IL CARCERE SPECCHIO DELLA SOCIETÀ
Nel corso della serata, il vescovo ha insistito sulla responsabilità collettiva: «Dobbiamo chiederci che società vogliamo costruire. Se continuiamo a considerare il carcere una discarica sociale, prima o poi saremo noi a pagarne il prezzo». Le testimonianze raccolte dal pubblico hanno confermato la gravità della situazione: dalle strutture fatiscenti alle difficoltà degli ex detenuti nel trovare un lavoro, fino alla violenza istituzionale che spesso si respira dentro le mura penitenziarie. «Una parrocchia fiorentina ha fatto i dolci per la fine del Ramadan in carcere. Un piccolo gesto che ha avuto un grande impatto.
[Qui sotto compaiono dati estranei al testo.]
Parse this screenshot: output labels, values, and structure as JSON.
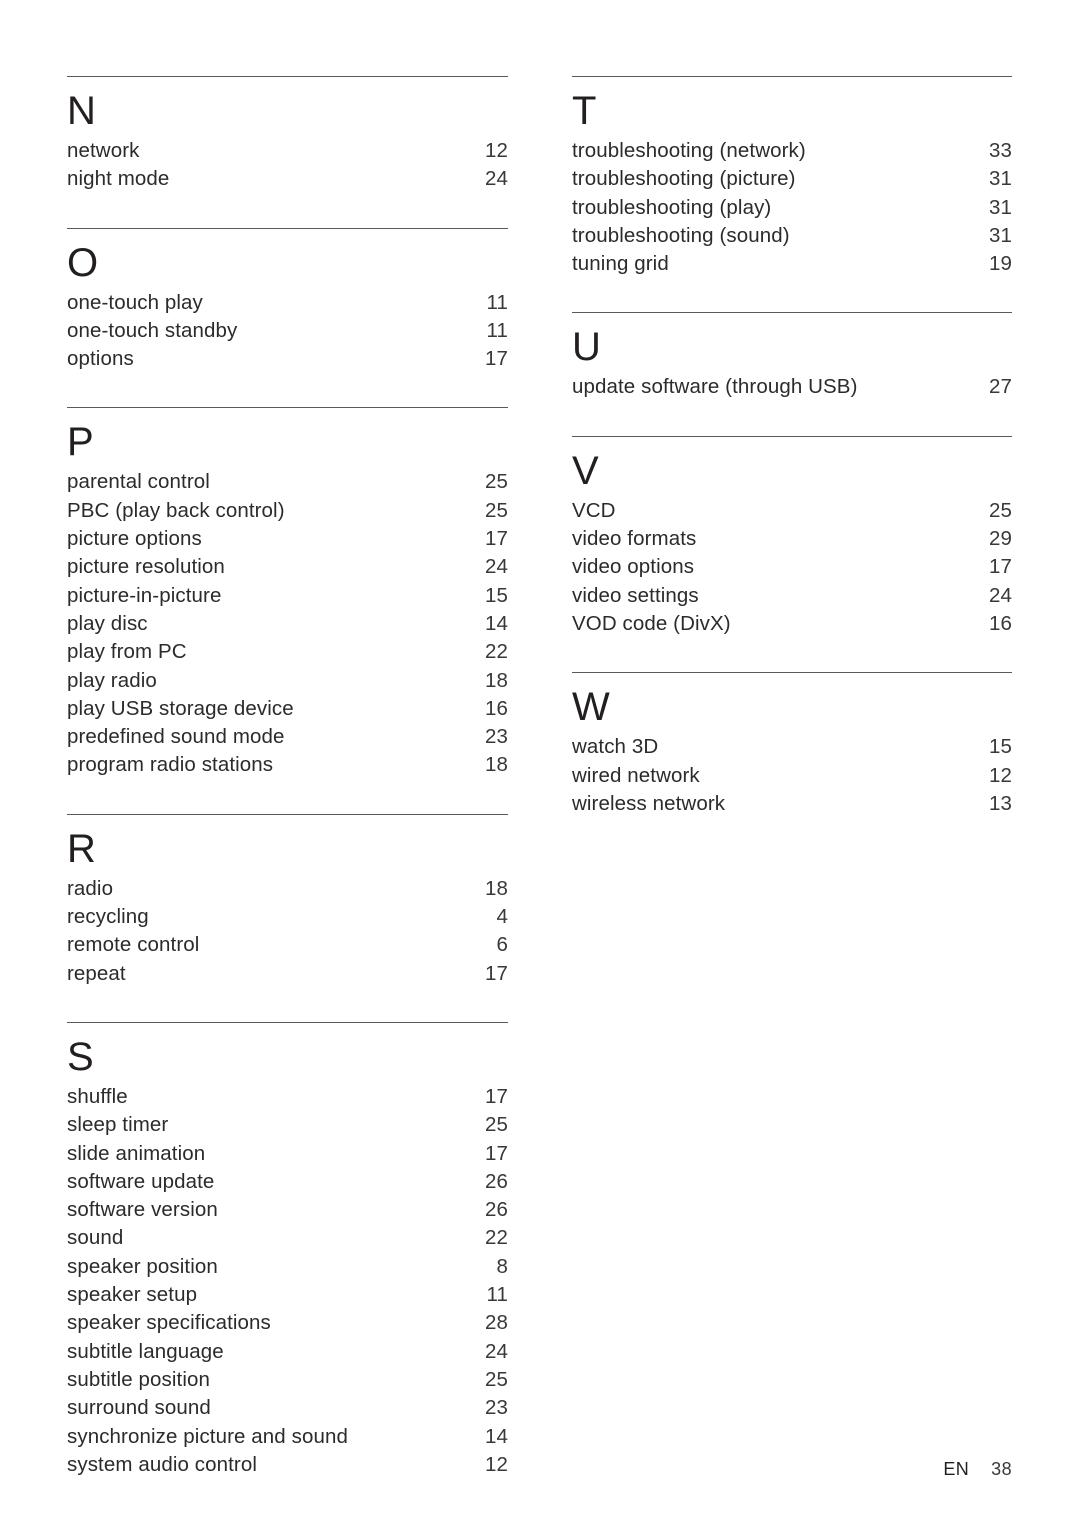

Questo è il genere di prossimità che può fare la differenza», ha raccontato ancora Gambelli, evidenziando l’importanza di un impegno comunitario.
IL MESSAGGIO FINALE: IL DONO DELLA SPERANZA
La serata si è chiusa con una riflessione profonda sulla libertà: «La libertà va sempre insieme alla responsabilità. Non c’è libertà senza giustizia, senza uguaglianza. Come diceva Martin Luther King: “Fino a che nel mondo c’è una persona oppressa, anch’io sono oppresso”». A suggellare l’incontro, un’ultima storia emblematica raccontata dall’arcivescovo: quella degli undici cammelli, una parabola di giustizia e dono a cui Gambelli confessa di essere molto affezionato: un vecchio beduino, che aveva 11 cammelli, muore. I tre figli aprono il testamento dove è scritto che al primo figlio vanno la metà dei cammelli, al secondo vanno un quarto dei cammelli e all’ultimo un sesto. Il primo, che è anche il più prepotente, fa 11 diviso 2 e ne prende 6. Gli altri due s’infuriano. Avviene una rissa. A un certo punto passa di lì un altro beduino, e ascoltato il problema, dice ai fratelli in lite: «Vi aiuto io a trovare la soluzione… vi regalo un cammello, poi con calma me lo restituirete. Adesso c’erano 12 cammelli: 12 diviso 2 fa 6, 12 diviso 4 fa 3, 12 diviso 6 fa 2, 6 più 3 più 2 fa 11. Ciascuno aveva in questo modo preso la sua parte stabilita dal padre, e il beduino poté così riprendere il suo cammello e tornarsene a casa felice. «Perché la giustizia si realizzi, a volte è necessario che qualcuno faccia un passo avanti e doni qualcosa. E chi dona non perde mai niente». Il carcere ci lancia un monito a non restare indifferenti, ma a farci carico, come comunità, di una realtà che riguarda tutti.